Covid-19: This is what India needs to do now: analysis
The Indian government’s decision to impose a 21-day blockade to combat the coronavirus pandemic (Covid-19) was a bold one. But now more remedies are needed to help citizens whose lives have been damaged by the blockade. It is worth reiterating the main objective of the blockade: to prevent a sharp increase in Covid-19 cases that could overwhelm the health care system and cause economic and social damage. Global evidence, including from Asia and Europe, points to three priorities in the coming weeks: testing, protecting health workers, and producing better and open scientific data.
First, India’s test rates, although better than 10 days ago, are still too low. India can use innovations like driving tests to achieve an unprecedented rapid expansion of free tests through public and private laboratories (a ~ 5,000 bill will deter many of the tests, so it should be free). The Indian Council of Medical Research aims to increase the testing capacity to 10.00.00 per day in the coming months. But this should be done faster.

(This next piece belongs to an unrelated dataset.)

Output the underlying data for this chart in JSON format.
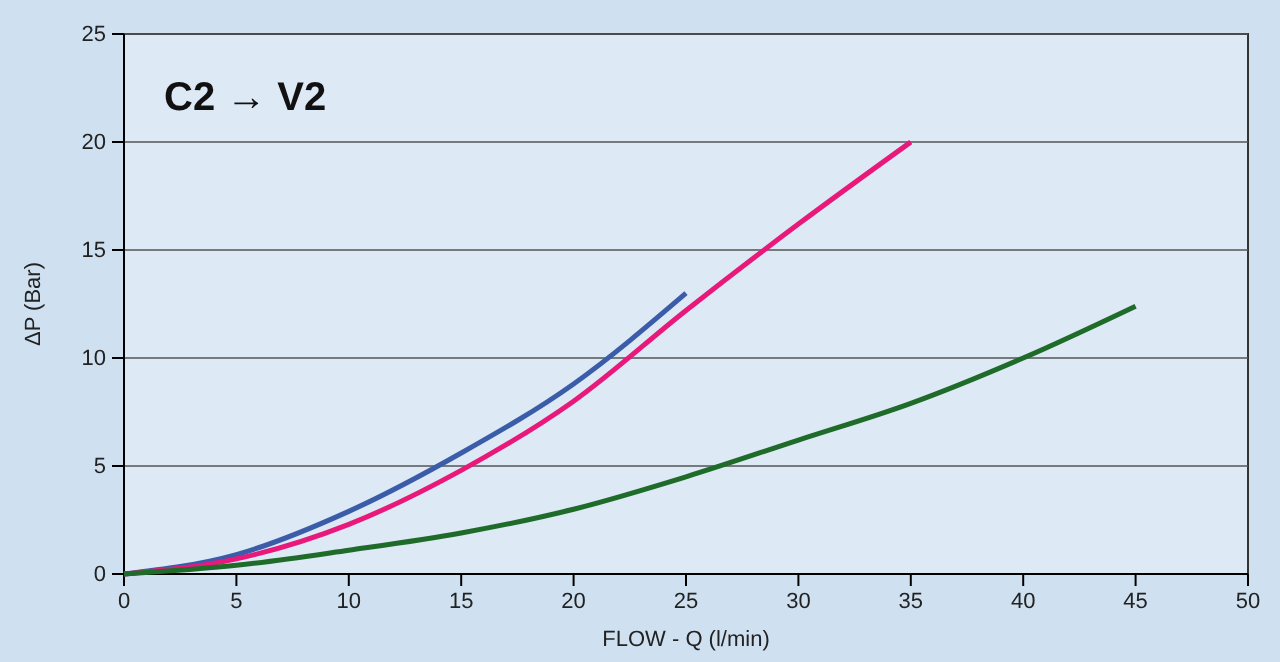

Thousands of mobile testing sites located outside of healthcare facilities must be created, along with limited randomized testing from communities. The National AIDS Control Program offers replicable lessons to ensure the quality of evidence and reporting. All positive samples must be filed in national bio-repositories, along with basic and confidential information for each person.
For those who test positive, self-isolation effectively means quarantining (and testing) your entire family. Therefore, all those who test positive and need it should receive immediate cash or credit to organize self-care and compensate for the loss of family wages. Each case should also be assigned a community companion to help meet basic needs. Most cases are mild and can be managed at home. To care for those who are too sick to be home, the Indian army can build temporary field hospitals, as the Chinese did. India’s innovative information technology companies can connect people to local testing and treatment sites and community support workers, including letting patients rate their care. Reinfection of Covid-19 seems unlikely. Positive patients, after isolation and a second negative test, can go to work (even as chaperones). These steps would also reduce the stigma of a positive test.

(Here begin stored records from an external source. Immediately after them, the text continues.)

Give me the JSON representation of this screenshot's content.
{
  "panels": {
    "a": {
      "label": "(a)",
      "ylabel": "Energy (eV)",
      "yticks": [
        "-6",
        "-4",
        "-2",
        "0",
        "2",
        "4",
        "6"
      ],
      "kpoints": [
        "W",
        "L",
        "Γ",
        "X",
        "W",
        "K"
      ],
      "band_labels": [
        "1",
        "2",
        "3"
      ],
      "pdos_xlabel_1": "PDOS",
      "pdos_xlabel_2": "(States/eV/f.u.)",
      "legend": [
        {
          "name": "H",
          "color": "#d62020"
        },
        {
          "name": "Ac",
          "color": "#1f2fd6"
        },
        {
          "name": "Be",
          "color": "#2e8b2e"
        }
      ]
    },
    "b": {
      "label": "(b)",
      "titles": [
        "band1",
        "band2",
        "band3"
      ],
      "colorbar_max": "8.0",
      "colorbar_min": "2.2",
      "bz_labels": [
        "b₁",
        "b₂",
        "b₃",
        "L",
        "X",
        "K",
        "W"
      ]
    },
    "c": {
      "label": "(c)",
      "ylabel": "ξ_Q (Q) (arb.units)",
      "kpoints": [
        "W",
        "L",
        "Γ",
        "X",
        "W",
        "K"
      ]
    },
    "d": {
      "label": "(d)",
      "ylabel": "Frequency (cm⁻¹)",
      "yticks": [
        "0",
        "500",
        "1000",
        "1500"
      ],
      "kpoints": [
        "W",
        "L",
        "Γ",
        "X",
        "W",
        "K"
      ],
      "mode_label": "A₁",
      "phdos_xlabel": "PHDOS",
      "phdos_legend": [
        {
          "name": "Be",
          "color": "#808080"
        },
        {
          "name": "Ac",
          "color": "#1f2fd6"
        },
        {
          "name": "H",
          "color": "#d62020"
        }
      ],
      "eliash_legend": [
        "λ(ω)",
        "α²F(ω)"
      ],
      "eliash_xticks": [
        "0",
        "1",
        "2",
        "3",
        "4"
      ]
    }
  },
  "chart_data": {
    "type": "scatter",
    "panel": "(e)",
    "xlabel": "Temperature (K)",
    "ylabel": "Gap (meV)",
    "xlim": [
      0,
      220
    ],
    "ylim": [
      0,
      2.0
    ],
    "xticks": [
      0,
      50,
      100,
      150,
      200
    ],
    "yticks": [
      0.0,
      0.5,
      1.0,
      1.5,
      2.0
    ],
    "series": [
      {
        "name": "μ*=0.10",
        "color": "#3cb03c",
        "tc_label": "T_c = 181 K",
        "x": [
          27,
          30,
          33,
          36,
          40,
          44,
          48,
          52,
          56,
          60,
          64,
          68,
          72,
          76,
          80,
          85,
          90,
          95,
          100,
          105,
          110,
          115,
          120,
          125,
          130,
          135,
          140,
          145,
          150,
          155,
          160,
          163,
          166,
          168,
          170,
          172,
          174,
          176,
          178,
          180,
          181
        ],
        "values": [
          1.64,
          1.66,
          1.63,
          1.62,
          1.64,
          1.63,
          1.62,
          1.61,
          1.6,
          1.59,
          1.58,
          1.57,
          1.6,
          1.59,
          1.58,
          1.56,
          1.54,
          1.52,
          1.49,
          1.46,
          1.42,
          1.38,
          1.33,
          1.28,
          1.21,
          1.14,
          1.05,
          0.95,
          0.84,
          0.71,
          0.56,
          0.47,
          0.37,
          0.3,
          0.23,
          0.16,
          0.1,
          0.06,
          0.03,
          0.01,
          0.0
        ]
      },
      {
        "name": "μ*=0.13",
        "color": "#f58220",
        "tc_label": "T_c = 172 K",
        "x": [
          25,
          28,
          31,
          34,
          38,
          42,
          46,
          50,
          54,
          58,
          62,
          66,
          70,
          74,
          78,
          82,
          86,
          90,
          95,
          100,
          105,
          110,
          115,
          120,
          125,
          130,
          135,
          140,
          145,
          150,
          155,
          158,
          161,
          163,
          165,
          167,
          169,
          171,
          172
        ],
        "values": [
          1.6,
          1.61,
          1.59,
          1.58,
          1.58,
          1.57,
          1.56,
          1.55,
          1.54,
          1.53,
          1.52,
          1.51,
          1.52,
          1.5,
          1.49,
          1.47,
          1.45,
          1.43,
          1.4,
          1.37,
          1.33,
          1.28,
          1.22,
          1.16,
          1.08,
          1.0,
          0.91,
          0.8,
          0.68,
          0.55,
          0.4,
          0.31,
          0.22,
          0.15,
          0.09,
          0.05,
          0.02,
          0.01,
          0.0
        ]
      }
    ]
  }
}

Second, Covid-19 transmission should not occur in crowded hospitals and clinics. Hospitals must focus on treatment, not testing. Physical partitions and separate computers must handle suspected or potential Covid-19 cases, apart from non-cases. Health workers were infected too often in Italy, Spain, and the United States (USA). Sick nurses, doctors, and other health workers reduce valuable human resources. In addition, symptom-free providers may infect older patients or those with existing conditions who are at increased risk for Covid-19 death. A major industrial push is required to ensure that the World Health Organization-recommended list of personal protective equipment is available to all front-line healthcare workers. Excess stocks in private hospitals must be purchased or recruited. Indian industries must be assigned millions of masks, gloves, disinfectants and thousands of fans. Anything not used in India can be sold or donated worldwide.
Third, India must emphasize better data science and transparency. Collecting basic demographic and risk details (age, sex, travel, contact with other Covid-19 patients, existing chronic conditions, current smoking) is a priority. Singapore is a model of exemplary reporting and contact tracking. A three-week follow-up phone call can establish whether the infected person is alive, dead, or hospitalized. Antibody tests in random populations and among health workers can establish the true proportion of infected, but they must start very soon before immunity decreases. This, together with tests in morgues, can provide a plausible estimate of the infection death rate, a key parameter that is not adequately documented worldwide.
If Covid-19 deaths are to increase sharply, daily reports of total death counts by age and sex by each municipality would help track whether there is an increase in alleged Covid-19 deaths. Registrar-General Verbal Autopsy studies are helpful, but should be reactivated to review deaths in 2020, as the latest published results are from 2013. Collectively, the simple denominators of infected and death rates would help provide a true ” GPS “to control the epidemic. Unfortunately, mathematical models make too many assumptions. We need real data.
Admittedly, Prime Minister Narendra Modi, Health Minister Harsh Vardhan and most of the top ministers have begun to speak as one. Honest, calm and daily communication of science can explain the role of each citizen to flatten the path of the epidemic and generate public confidence in a stronger response.
Prabhat Jha is a university professor at the University of Toronto and leads the Study of Millions of Deaths in India.
The opinions expressed are personal.